Estonia to Help Crimean Tatars Tell the World About the Occupation

By Paul Goble
The victims of almost 50 years of Soviet occupation themselves, Estonians are now preparing to help the Crimean Tatars, who have again come under Russian occupation. At a press conference in Kyiv, Mart Nutt, a member of the Estonian parliament, and Oliver Loode, the Estonian vice president of the United Nations forum on indigenous peoples, outline what they hope to do in cooperation with Mustafa Cemilev, the longtime leader of the Crimean Tatar national movement, Serhi Kostinsky, a Verkhovna Rada deputy who oversees television and radio policy, and the project’s Crimean Tatar producer Emine Dzheppar (, October 6).
The Estonians, Ukrainians and Crimean Tatars said that the project was being launched because the international community is too little informed about the problems of the Crimean Tatars under occupation and is not focused on the important reality that the Crimean Tatars are the indigenous population of the Ukrainian peninsula, a status which under international law gives them certain exclusive rights. They added that the three sides had agreed over the course of the next several months to develop a media strategy, one that will involve both several members of the Crimean Tatar Mejlis (de facto representative body of the Crimean Tatars), representatives of the media, and Estonian experts.
Emine Dzheppar said that “the goal of this group is the formulation of a strategy on the basis of which the project will be carried out over the next two years, one that will become a so-called road map for its realization.” The project will organize photographic exhibits in various countries around the world and at the United Nations. In addition, it will produce video materials, including both films and clips, about key problems that the Crimean Tatars now face.

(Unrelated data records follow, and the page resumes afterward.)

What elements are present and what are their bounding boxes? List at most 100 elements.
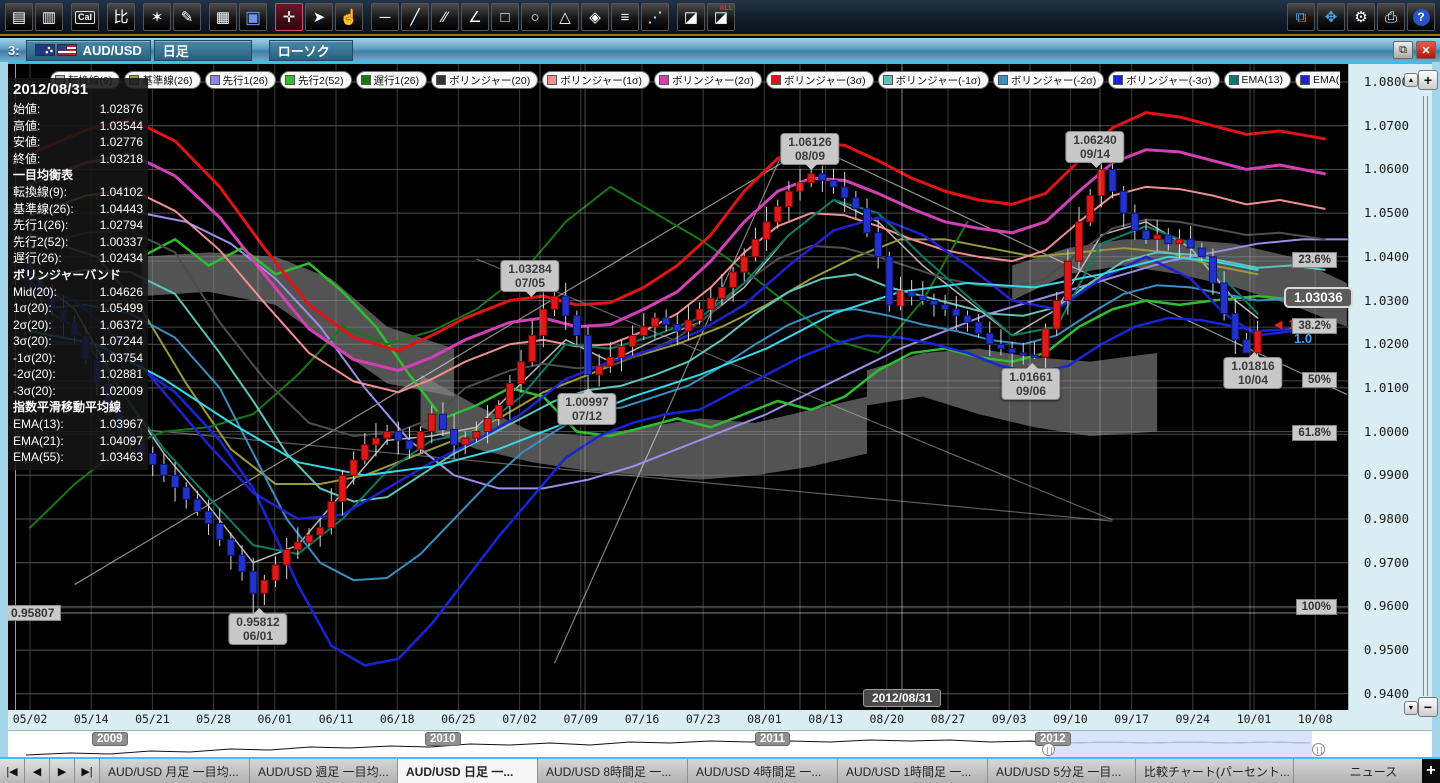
candlestick-chart[interactable] [8,64,1348,710]
chart-tab[interactable]: AUD/USD 4時間足 一... [688,759,838,783]
rectangle-tool-button[interactable]: □ [491,3,519,31]
panel-settings-button[interactable]: ▦ [209,3,237,31]
zoom-in-button[interactable]: + [1418,70,1438,90]
calendar-button[interactable]: Cal [71,3,99,31]
date-tick-label: 08/20 [865,712,909,726]
legend-color-swatch [883,75,893,85]
price-axis[interactable]: 1.08001.07001.06001.05001.04001.03001.02… [1348,64,1432,710]
panel-row-value: 1.00337 [100,234,143,251]
legend-item[interactable]: EMA(13) [1224,71,1291,89]
main-toolbar: ▤▥ Cal 比 ✶✎ ▦▣ ✛➤☝ ─╱∕∕∠□○△◈≡⋰ ◪◪ALL ⧉✥⚙⎙? [0,0,1440,36]
date-axis[interactable]: 05/0205/1405/2105/2806/0106/1106/1806/25… [8,710,1432,730]
triangle-tool-button[interactable]: △ [551,3,579,31]
navigator-selection[interactable] [1048,731,1312,757]
scroll-down-button[interactable]: ▼ [1404,701,1418,715]
currency-pair-button[interactable]: AUD/USD [26,40,151,61]
panel-row-value: 1.04626 [100,284,143,301]
chart-tab[interactable]: ニュース [1294,759,1422,783]
legend-label: 先行2(52) [298,73,344,88]
legend-label: ボリンジャー(1σ) [560,73,642,88]
chart-tab[interactable]: AUD/USD 週足 一目均... [250,759,398,783]
fan-line-tool-button[interactable]: ⋰ [641,3,669,31]
legend-item[interactable]: ボリンジャー(20) [431,71,538,89]
chart-tab[interactable]: AUD/USD 5分足 一目... [988,759,1136,783]
gann-web-tool-button[interactable]: ◈ [581,3,609,31]
panel-row-label: EMA(21): [13,433,64,450]
date-tick-label: 09/10 [1048,712,1092,726]
timeframe-button[interactable]: 日足 [154,40,252,61]
right-window-edge [1432,62,1440,757]
eraser-all-button[interactable]: ◪ALL [707,3,735,31]
scroll-up-button[interactable]: ▲ [1404,73,1418,87]
trend-line-tool-button[interactable]: ╱ [401,3,429,31]
tab-nav-last-button[interactable]: ▶| [75,759,100,783]
legend-label: 基準線(26) [142,73,192,88]
compare-button[interactable]: 比 [107,3,135,31]
draw-pencil-button[interactable]: ✎ [173,3,201,31]
angle-line-tool-button[interactable]: ∠ [461,3,489,31]
timeframe-label: 日足 [163,41,189,60]
legend-item[interactable]: ボリンジャー(-2σ) [993,71,1104,89]
new-chart-button[interactable]: ▥ [35,3,63,31]
ellipse-tool-button[interactable]: ○ [521,3,549,31]
vertical-scrollbar-track[interactable] [1423,96,1428,696]
save-button[interactable]: ▣ [239,3,267,31]
legend-item[interactable]: ボリンジャー(-3σ) [1108,71,1219,89]
date-tick-label: 07/02 [498,712,542,726]
chart-type-button[interactable]: ローソク [269,40,353,61]
fibonacci-tool-button[interactable]: ≡ [611,3,639,31]
fib-level-label: 61.8% [1292,425,1337,441]
horizontal-line-value-label: 0.95807 [4,605,61,621]
chart-tab[interactable]: AUD/USD 月足 一目均... [100,759,250,783]
legend-item[interactable]: 先行1(26) [205,71,277,89]
hand-mode-button[interactable]: ☝ [335,3,363,31]
legend-item[interactable]: 先行2(52) [280,71,352,89]
price-tick-label: 1.0600 [1349,161,1409,176]
help-button[interactable]: ? [1407,3,1435,31]
date-tick-label: 06/18 [375,712,419,726]
navigator-right-handle[interactable] [1312,743,1325,756]
legend-item[interactable]: ボリンジャー(1σ) [542,71,650,89]
tab-nav-prev-button[interactable]: ◀ [25,759,50,783]
navigator-left-handle[interactable] [1042,743,1055,756]
horizontal-line-tool-button[interactable]: ─ [371,3,399,31]
parallel-line-tool-button[interactable]: ∕∕ [431,3,459,31]
print-button[interactable]: ⎙ [1377,3,1405,31]
chart-tab[interactable]: AUD/USD 1時間足 一... [838,759,988,783]
tab-nav-next-button[interactable]: ▶ [50,759,75,783]
tab-nav-first-button[interactable]: |◀ [0,759,25,783]
settings-gear-button[interactable]: ⚙ [1347,3,1375,31]
zoom-out-button[interactable]: − [1418,697,1438,717]
chart-tab[interactable]: AUD/USD 8時間足 一... [538,759,688,783]
add-tab-button[interactable]: + [1422,759,1440,783]
chart-tab-active[interactable]: AUD/USD 日足 一... [398,759,538,783]
panel-row-label: 先行1(26): [13,217,68,234]
cursor-mode-button[interactable]: ➤ [305,3,333,31]
price-tick-label: 0.9500 [1349,642,1409,657]
legend-item[interactable]: ボリンジャー(2σ) [654,71,762,89]
price-annotation: 0.9581206/01 [228,613,287,645]
crosshair-mode-button[interactable]: ✛ [275,3,303,31]
date-tick-label: 07/16 [620,712,664,726]
panel-row: 基準線(26):1.04443 [13,201,143,218]
all-badge: ALL [719,5,733,12]
timeline-navigator[interactable]: 2009201020112012 [8,730,1432,757]
legend-item[interactable]: EMA(21) [1295,71,1340,89]
chart-tab[interactable]: 比較チャート(パーセント... [1136,759,1294,783]
price-annotation: 1.0181610/04 [1223,357,1282,389]
indicator-settings-button[interactable]: ✶ [143,3,171,31]
restore-window-button[interactable]: ⧉ [1393,41,1413,59]
panel-row-label: 先行2(52): [13,234,68,251]
panel-row: 2σ(20):1.06372 [13,317,143,334]
close-window-button[interactable]: ✕ [1416,41,1436,59]
navigator-year-badge: 2010 [425,732,461,746]
price-tick-label: 1.0400 [1349,249,1409,264]
legend-item[interactable]: ボリンジャー(-1σ) [878,71,989,89]
expand-fullscreen-button[interactable]: ✥ [1317,3,1345,31]
legend-item[interactable]: 遅行1(26) [356,71,428,89]
eraser-button[interactable]: ◪ [677,3,705,31]
windows-cascade-button[interactable]: ⧉ [1287,3,1315,31]
quote-list-button[interactable]: ▤ [5,3,33,31]
legend-item[interactable]: ボリンジャー(3σ) [766,71,874,89]
panel-row: 先行1(26):1.02794 [13,217,143,234]
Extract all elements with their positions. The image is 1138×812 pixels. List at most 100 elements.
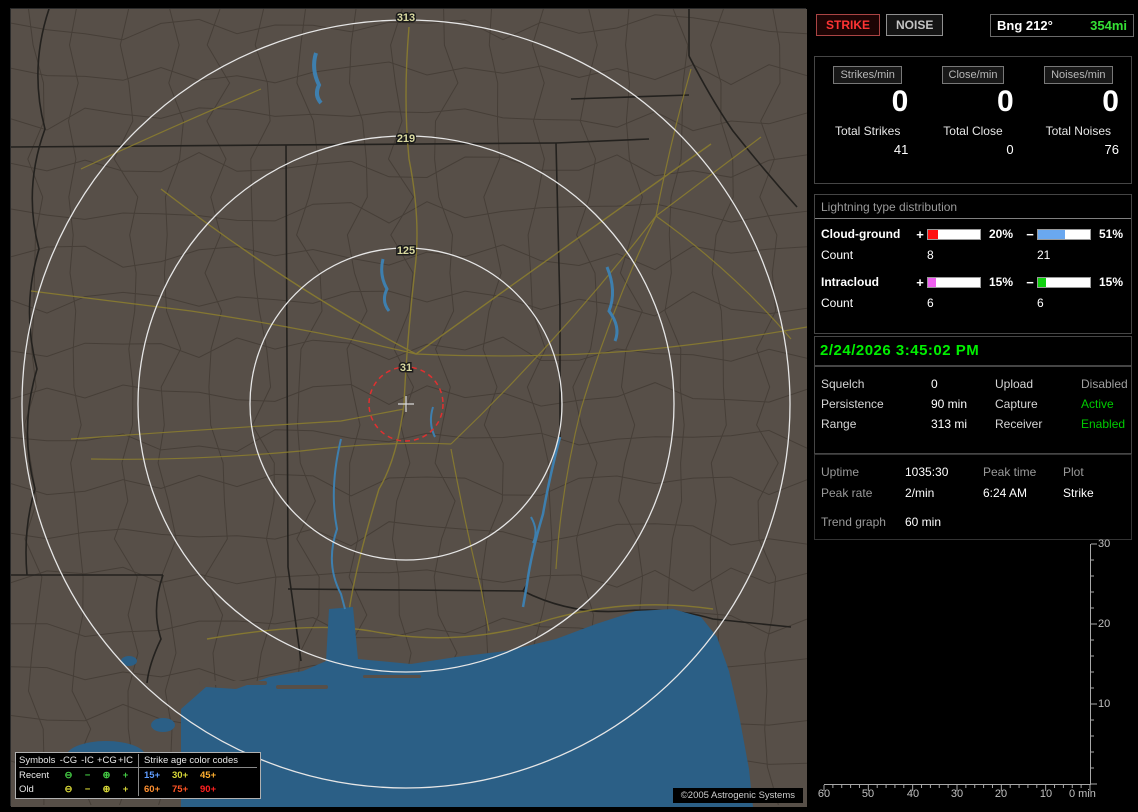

The Estonians have one key advantage over the Crimean Tatars, and it may prove to be something from which the Crimean Tatars can profit from. Estonia was an independent state at the time of the beginning of the Soviet occupation, and the West, led by the United States, came up with its non-recognition policy based on the Stimson Doctrine that the international community cannot recognize any border changes achieved by force alone. As a result, the Estonians, like their two Baltic neighbors, have insisted that their states continued de jure throughout the occupation and that in 1991, they recovered their independence de facto rather than creating new states.
Unfortunately, the international community has not articulated the same policy with regard to Russian-occupied Crimea. While Western governments have said they will not end sanctions until Russia gives Crimea back, the reality is that at some point the sanctions regime will be lifted and Crimea will not have any legal support. Western non-recognition policy by articulating a principle allowed for variations in Western relations with Moscow but did not allow for any change concerning the West’s view of the continuing legal status of Estonia, Latvia and Lithuania.
It is extremely likely that the Estonian involvement in this joint project will lead the Crimean Tatars to appreciate the importance of a Western declaration of non-recognition of the Russian occupation of Crimea and press their friends and supporters to take a step equal in its legal standing to the 1940 declaration by Sumner Welles. If that happens, this small joint project will have a profound impact on international relations for years to come.